Contains the ipython notebook for project completed as part of the CSE544.
Analyze a COVID19 + X dataset, where COVID19 dataset can be anything you want such as COVID19 data from NY, from Spain, from a given county in NY, etc. The requirement is that the dataset should span at least one month.
- Remove any outliers using the Tukey’s rule.
- Provide basic visualization of the COVID19 and X datasets to explain the general trends in data.
- Use your COVID19 dataset to predict the COVID19 fatality and #cases for the next one week. Use the following four prediction techniques: (i) AR(3), (ii) AR(5), (iii) EWMA with alpha = 0.5, and (iv) EWMA with alpha = 0.8.
- Apply the Wald’s test, Z-test, and t-test (assume all are applicable) to check whether the mean of COVID19 deaths and #cases are different from the first week to the last week
- K-S test and Permutation test
- Report the Pearson correlation value for #deaths and your X dataset, and also for #cases and your X dataset over one month of data.

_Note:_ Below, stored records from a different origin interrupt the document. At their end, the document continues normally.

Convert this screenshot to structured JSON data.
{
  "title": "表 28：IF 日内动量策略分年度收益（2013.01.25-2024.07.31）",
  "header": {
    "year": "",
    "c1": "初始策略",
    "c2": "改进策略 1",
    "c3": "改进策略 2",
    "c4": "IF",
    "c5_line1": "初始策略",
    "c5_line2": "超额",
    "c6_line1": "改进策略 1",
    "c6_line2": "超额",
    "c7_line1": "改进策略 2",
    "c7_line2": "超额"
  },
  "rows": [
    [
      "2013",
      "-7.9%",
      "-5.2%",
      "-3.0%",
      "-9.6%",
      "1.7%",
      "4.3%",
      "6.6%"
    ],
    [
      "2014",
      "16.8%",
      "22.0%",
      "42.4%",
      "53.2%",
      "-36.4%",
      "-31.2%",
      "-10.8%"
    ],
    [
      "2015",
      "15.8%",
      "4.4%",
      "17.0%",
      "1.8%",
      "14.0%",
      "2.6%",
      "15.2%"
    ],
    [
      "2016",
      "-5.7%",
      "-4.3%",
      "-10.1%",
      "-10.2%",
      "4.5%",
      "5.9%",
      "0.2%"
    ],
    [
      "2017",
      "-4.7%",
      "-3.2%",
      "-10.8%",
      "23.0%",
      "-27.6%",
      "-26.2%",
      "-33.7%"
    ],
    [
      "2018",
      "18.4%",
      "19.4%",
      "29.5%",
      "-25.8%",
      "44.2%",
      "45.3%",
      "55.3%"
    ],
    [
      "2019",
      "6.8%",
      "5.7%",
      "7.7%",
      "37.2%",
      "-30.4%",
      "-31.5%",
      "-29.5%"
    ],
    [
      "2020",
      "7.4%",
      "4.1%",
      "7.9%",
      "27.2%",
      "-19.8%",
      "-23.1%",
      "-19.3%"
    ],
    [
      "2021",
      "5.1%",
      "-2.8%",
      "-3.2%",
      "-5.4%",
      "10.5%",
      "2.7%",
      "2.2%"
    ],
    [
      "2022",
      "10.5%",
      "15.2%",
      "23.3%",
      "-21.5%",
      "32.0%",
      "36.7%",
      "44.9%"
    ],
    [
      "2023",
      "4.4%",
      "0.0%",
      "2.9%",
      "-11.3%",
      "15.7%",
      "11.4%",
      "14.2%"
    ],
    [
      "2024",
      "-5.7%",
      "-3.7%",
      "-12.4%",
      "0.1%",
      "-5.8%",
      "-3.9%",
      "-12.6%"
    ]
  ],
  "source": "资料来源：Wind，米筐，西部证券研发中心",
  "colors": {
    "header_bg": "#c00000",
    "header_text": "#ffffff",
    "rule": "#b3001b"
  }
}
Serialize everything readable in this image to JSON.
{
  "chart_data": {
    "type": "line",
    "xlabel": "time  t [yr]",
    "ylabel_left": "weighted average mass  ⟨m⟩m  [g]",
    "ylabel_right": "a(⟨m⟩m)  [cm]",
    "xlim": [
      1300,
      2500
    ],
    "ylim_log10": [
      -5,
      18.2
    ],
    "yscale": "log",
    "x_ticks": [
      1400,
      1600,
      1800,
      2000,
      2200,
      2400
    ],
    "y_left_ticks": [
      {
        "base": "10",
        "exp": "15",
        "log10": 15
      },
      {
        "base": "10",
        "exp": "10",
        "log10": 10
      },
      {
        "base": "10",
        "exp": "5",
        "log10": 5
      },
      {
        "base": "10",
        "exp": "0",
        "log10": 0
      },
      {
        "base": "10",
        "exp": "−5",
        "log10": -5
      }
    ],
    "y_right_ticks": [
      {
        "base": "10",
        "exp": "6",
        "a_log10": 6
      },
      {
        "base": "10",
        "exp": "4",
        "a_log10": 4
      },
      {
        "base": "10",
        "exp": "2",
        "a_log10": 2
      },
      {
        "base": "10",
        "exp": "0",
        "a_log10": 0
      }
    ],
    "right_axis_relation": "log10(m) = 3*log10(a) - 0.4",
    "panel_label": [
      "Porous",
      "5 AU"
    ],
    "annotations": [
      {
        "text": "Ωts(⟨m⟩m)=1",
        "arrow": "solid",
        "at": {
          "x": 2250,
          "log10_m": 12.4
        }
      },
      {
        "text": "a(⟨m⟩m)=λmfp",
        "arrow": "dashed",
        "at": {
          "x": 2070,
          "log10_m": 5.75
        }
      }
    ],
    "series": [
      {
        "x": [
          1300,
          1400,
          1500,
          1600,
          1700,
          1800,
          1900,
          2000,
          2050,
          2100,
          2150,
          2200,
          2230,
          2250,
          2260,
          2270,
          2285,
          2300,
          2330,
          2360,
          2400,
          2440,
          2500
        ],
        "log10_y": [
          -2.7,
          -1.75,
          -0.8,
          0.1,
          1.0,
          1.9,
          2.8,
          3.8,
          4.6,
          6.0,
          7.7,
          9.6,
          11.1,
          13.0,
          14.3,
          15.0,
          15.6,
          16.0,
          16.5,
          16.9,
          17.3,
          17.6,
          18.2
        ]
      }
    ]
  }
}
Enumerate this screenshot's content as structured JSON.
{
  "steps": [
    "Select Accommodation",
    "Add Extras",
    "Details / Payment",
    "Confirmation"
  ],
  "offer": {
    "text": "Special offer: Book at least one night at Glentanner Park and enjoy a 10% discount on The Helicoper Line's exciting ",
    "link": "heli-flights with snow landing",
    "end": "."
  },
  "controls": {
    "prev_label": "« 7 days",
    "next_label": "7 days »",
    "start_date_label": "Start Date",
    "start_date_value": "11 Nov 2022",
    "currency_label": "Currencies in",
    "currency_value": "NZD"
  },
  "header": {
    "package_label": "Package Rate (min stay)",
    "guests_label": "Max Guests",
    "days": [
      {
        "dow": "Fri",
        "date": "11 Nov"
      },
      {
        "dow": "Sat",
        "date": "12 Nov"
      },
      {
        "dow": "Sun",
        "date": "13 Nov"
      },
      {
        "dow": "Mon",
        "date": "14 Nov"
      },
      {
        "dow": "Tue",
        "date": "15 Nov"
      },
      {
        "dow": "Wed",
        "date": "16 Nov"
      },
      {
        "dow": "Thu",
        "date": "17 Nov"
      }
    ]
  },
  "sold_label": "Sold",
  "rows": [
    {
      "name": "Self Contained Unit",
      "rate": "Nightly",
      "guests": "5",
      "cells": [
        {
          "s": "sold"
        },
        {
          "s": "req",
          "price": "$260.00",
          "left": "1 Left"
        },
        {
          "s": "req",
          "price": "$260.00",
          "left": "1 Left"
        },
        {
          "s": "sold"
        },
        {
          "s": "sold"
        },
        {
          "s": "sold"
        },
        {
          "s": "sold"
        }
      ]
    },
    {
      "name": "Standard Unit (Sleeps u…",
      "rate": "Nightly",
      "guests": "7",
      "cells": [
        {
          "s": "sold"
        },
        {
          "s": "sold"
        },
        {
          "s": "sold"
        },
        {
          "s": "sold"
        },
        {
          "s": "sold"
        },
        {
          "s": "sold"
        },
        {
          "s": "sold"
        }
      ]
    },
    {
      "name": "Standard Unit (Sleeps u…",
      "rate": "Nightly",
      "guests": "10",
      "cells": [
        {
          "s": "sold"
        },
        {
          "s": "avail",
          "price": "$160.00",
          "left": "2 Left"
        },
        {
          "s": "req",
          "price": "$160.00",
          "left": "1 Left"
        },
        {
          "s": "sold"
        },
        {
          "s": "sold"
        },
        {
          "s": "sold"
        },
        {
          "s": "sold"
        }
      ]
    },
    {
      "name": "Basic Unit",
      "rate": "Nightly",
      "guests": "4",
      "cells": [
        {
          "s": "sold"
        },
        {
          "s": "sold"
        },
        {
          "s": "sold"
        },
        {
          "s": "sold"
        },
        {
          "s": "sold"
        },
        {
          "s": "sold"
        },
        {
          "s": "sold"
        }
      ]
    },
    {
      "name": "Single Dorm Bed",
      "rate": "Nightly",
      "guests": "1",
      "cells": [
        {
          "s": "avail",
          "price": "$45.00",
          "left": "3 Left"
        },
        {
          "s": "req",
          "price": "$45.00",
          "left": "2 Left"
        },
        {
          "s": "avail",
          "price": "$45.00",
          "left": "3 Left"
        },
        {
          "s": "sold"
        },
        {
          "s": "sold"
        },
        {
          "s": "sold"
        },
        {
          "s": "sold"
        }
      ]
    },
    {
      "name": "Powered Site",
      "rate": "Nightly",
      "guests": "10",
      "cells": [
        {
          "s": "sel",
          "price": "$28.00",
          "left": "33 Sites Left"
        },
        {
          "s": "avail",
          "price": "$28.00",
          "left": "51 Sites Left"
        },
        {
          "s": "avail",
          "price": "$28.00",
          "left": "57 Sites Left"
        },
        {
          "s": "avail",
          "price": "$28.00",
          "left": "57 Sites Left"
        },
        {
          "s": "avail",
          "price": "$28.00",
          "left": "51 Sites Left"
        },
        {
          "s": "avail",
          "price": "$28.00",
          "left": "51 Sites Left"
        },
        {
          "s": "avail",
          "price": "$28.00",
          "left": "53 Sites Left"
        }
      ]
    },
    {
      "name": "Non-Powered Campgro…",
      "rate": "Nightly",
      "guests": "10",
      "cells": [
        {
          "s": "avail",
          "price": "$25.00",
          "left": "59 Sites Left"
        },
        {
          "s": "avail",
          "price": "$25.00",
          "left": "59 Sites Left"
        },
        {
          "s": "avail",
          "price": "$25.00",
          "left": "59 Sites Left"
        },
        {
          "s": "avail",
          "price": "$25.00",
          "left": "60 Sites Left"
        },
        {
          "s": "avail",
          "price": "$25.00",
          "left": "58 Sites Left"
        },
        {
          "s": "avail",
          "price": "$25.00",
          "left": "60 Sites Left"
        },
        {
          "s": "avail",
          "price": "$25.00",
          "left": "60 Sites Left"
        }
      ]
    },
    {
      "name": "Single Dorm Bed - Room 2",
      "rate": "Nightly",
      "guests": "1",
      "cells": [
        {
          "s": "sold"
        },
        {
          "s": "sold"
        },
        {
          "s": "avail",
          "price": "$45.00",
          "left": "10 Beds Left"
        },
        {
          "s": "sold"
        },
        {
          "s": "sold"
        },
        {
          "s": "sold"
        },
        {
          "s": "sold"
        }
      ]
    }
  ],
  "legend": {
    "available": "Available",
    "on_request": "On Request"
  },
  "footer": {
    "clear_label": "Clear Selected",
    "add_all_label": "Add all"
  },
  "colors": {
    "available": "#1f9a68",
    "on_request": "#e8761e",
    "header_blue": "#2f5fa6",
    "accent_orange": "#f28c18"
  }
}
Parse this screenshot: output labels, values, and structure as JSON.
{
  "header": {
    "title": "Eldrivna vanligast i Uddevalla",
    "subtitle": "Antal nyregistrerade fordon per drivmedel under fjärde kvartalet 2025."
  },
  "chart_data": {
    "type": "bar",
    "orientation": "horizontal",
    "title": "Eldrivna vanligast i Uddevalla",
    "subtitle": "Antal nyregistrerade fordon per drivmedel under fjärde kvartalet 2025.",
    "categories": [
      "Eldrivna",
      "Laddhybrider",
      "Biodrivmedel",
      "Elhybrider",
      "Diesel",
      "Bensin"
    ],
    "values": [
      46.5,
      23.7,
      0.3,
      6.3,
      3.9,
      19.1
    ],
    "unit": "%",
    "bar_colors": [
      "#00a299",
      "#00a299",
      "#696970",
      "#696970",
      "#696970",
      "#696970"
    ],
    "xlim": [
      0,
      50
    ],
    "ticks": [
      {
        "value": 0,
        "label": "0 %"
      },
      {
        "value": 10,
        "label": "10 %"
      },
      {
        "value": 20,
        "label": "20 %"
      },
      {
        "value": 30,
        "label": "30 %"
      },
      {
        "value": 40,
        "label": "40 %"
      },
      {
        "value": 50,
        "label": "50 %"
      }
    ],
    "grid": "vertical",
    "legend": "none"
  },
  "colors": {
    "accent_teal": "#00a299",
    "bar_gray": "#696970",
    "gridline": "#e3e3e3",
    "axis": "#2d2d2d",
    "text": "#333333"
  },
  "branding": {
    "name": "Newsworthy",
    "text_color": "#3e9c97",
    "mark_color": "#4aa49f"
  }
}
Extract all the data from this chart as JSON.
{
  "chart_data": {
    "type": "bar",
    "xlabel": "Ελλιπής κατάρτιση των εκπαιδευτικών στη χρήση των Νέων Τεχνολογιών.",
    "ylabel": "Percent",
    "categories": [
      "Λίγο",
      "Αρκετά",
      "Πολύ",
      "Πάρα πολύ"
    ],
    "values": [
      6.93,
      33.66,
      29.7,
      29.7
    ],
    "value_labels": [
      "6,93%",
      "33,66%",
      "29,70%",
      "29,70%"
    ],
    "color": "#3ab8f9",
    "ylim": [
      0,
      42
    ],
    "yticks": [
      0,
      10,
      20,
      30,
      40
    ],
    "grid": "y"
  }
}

- Use your X dataset to check if COVID19 had an impact on the X data.
- Check if COVID19 data changed after some local event or rule was enforced, like lockdown or stay-at-home, etc.
- Use linear regression to find the impact of age, gender, underlying conditions, etc., on the severity of covid19 symptoms or duration.
- Use Chi-square independence test to check if COVID19 impacted your X dataset in some way.